La Iglesia, en nombre de Jesucristo, nos ofrece una Cuaresma para empezar a vivir dándonos a nosotros mismos. ¿Cómo se hace esto? No se logra con nuestras cualidades, que pueden ser muchas; se trata de acoger el amor mismo de Dios que se nos manifiesta en Cristo y que nos renueva, nos hace nuevos porque cada día nos hace ser más parecidos a Él. No perdemos nada de lo nuestro, pero todo lo nuestro, lo que Dios puso en nosotros, transferido a Él, tiene la novedad que su vida da a todas las cosas.
La Cuaresma se nos presenta como un momento fuerte en nuestra vida y más en este tiempo en que la pandemia de la COVID-19 asola a la humanidad. Debemos sacar nuestro corazón de todo tipo de rutina, dejar de vivir sin más, por costumbre. Volvamos a las raíces de nuestra vida en Dios. Esas palabras que se nos dicen cuando recibimos la ceniza, «conviértete y cree en el Evangelio», han de ser estímulo para sacarnos de la rutina y devolvernos al misterio del amor de Dios. En este tiempo, me atrevo a proponeros estas bienaventuranzas para que las hagamos vida:
1. Bienaventurados si en este tiempo de Cuaresma despertamos y rescatamos a este mundo del mal de la indiferencia y volvemos al Señor de todo corazón.
2. Bienaventurados si en este tiempo de Cuaresma nos entregamos a lo esencial: entrar más y más en la intimidad de Jesucristo para que toda nuestra vida sea organizada por un corazón que late al unísono del suyo.
3. Bienaventurados si en este tiempo de Cuaresma dejamos que el amor más grande alcance nuestra vida y devolvemos amor a otros: «Tuve hambre y me disteis de comer, tuve sed y me disteis de beber, fui forastero y me hospedasteis, estuve desnudo y me vestisteis, enfermo y me visitasteis, en la cárcel y vinisteis a verme» (Mt 25, 35-36).
4. Bienaventurados si en este tiempo de Cuaresma trabajamos desde la solidaridad, ya que no se puede hablar de ayuno e incluso hacerlo sin trabajar para que otros no ayunen.
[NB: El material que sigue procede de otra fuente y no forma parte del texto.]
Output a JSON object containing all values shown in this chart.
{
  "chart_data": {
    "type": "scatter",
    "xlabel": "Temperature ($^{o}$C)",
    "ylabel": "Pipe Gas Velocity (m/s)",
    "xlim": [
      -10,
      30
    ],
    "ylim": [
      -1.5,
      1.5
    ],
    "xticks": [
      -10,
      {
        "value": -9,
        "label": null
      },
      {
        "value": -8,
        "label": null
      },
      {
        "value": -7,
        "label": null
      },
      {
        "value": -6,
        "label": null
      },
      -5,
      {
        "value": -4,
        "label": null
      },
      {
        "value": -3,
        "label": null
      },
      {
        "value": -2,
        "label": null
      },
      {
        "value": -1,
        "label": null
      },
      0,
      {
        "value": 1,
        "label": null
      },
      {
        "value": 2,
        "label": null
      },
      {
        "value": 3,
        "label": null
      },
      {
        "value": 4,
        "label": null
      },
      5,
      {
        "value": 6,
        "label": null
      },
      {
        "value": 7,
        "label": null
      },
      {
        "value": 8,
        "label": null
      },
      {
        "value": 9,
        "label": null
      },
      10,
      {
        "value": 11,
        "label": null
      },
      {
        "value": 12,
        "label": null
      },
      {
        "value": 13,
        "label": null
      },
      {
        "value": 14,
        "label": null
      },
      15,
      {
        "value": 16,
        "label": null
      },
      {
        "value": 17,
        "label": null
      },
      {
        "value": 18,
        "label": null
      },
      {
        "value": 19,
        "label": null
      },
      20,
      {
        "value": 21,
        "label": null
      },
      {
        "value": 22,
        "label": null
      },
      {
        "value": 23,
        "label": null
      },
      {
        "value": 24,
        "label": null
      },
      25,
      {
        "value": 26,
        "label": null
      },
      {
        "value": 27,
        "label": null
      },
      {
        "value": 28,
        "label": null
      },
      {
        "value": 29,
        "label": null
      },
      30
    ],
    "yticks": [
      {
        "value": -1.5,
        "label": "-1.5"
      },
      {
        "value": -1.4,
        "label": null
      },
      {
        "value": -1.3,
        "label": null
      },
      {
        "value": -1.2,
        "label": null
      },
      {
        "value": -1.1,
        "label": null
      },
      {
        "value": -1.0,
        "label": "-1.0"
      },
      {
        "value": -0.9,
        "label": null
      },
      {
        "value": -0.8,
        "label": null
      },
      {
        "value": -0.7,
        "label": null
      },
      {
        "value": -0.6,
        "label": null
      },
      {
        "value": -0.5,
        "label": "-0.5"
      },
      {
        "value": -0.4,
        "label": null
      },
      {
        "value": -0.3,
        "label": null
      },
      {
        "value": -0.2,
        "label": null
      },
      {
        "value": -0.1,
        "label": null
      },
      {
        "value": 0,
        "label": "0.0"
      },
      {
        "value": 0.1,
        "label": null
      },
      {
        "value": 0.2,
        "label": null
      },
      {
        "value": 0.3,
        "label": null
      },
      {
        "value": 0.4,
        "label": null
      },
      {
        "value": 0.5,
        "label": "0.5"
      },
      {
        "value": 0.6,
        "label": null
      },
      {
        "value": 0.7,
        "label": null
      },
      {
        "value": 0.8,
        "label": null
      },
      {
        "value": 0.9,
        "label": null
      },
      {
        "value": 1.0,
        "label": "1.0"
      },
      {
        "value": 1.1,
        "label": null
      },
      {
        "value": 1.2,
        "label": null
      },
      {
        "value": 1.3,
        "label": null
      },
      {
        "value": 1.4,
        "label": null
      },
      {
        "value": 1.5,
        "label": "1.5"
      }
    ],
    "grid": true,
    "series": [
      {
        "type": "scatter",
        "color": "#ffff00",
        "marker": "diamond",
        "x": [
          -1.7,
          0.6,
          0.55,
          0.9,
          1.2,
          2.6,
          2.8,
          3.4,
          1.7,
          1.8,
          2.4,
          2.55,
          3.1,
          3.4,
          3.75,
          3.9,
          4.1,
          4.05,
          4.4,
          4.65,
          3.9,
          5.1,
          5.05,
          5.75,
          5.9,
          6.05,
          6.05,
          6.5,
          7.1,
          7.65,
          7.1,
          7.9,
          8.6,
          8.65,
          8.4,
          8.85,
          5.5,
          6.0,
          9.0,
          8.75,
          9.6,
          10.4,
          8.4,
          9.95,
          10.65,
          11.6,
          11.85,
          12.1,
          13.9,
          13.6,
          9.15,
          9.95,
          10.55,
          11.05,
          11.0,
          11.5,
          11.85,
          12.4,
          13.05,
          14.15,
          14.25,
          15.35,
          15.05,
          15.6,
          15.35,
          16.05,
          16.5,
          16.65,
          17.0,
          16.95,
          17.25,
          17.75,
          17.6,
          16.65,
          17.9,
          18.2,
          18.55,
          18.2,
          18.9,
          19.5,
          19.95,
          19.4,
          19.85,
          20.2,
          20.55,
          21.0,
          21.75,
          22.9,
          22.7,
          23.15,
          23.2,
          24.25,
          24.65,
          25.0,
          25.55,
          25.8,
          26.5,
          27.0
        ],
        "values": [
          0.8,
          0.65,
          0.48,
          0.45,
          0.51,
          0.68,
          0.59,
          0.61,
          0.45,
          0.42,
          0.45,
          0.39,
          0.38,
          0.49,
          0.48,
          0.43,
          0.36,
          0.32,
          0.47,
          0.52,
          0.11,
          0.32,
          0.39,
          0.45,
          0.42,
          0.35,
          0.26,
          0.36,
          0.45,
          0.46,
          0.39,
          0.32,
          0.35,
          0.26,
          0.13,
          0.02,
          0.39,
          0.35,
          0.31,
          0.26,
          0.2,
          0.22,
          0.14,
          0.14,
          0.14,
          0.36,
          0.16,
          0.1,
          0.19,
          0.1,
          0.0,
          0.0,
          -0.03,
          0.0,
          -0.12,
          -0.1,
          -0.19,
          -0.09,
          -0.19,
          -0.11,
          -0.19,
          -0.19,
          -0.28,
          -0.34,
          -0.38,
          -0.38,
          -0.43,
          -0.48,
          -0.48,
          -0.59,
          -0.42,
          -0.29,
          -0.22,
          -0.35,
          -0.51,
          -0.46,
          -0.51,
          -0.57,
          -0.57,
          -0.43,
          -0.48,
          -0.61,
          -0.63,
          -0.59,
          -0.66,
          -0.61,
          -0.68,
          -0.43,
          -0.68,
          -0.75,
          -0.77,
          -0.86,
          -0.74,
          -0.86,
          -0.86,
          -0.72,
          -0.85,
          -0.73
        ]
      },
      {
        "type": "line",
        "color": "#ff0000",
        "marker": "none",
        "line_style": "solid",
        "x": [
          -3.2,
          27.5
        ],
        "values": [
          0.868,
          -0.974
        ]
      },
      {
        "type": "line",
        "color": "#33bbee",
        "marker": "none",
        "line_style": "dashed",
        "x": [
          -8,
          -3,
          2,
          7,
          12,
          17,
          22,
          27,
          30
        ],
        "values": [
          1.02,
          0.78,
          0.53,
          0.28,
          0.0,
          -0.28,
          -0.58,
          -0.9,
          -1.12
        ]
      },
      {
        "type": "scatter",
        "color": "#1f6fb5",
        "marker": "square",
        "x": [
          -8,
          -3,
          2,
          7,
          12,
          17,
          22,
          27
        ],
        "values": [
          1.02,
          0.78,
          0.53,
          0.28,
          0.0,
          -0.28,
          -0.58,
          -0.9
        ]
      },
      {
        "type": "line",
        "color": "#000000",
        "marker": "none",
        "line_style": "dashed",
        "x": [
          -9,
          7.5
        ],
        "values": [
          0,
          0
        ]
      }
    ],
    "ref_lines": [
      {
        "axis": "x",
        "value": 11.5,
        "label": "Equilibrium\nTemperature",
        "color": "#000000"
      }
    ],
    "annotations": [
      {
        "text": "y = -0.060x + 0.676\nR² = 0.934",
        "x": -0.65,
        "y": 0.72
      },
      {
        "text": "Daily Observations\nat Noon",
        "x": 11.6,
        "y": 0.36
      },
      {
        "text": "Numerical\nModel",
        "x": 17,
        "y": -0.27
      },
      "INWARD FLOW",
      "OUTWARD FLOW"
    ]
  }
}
5. Bienaventurados si este tiempo de Cuaresma nos entrena a compartir la mesa con todos los hombres sin distinción, como manifestación concreta de la caridad, como gesto profético y visible de que el más feliz no es el que más tiene sino el que más comparte.
6. Bienaventurados si en esta Cuaresma en la Iglesia diocesana rubricamos el anuncio de Jesucristo, mostrando que por el Bautismo somos una gran familia que siente y vive como propias las angustias, sufrimientos y dolores de todos.
7. Bienaventurados si no tenemos los ojos, el oído y el corazón cerrados y somos capaces de ver las llagas, oír y escuchar los gritos, las destrucciones, las violencias, los desprecios a los derechos de las personas, las pobrezas y las miserias, las corrupciones.
8. Bienaventurados si en este tiempo de pandemia en el que hemos tenido que estar más solos, con más oportunidad de entrar en nosotros mismos, hemos tenido la gracia de escuchar: «Venid a mí». ¿Por qué? Porque algo no va bien y necesitamos cambiar, dar un viraje, comenzar de nuevo, convertirnos.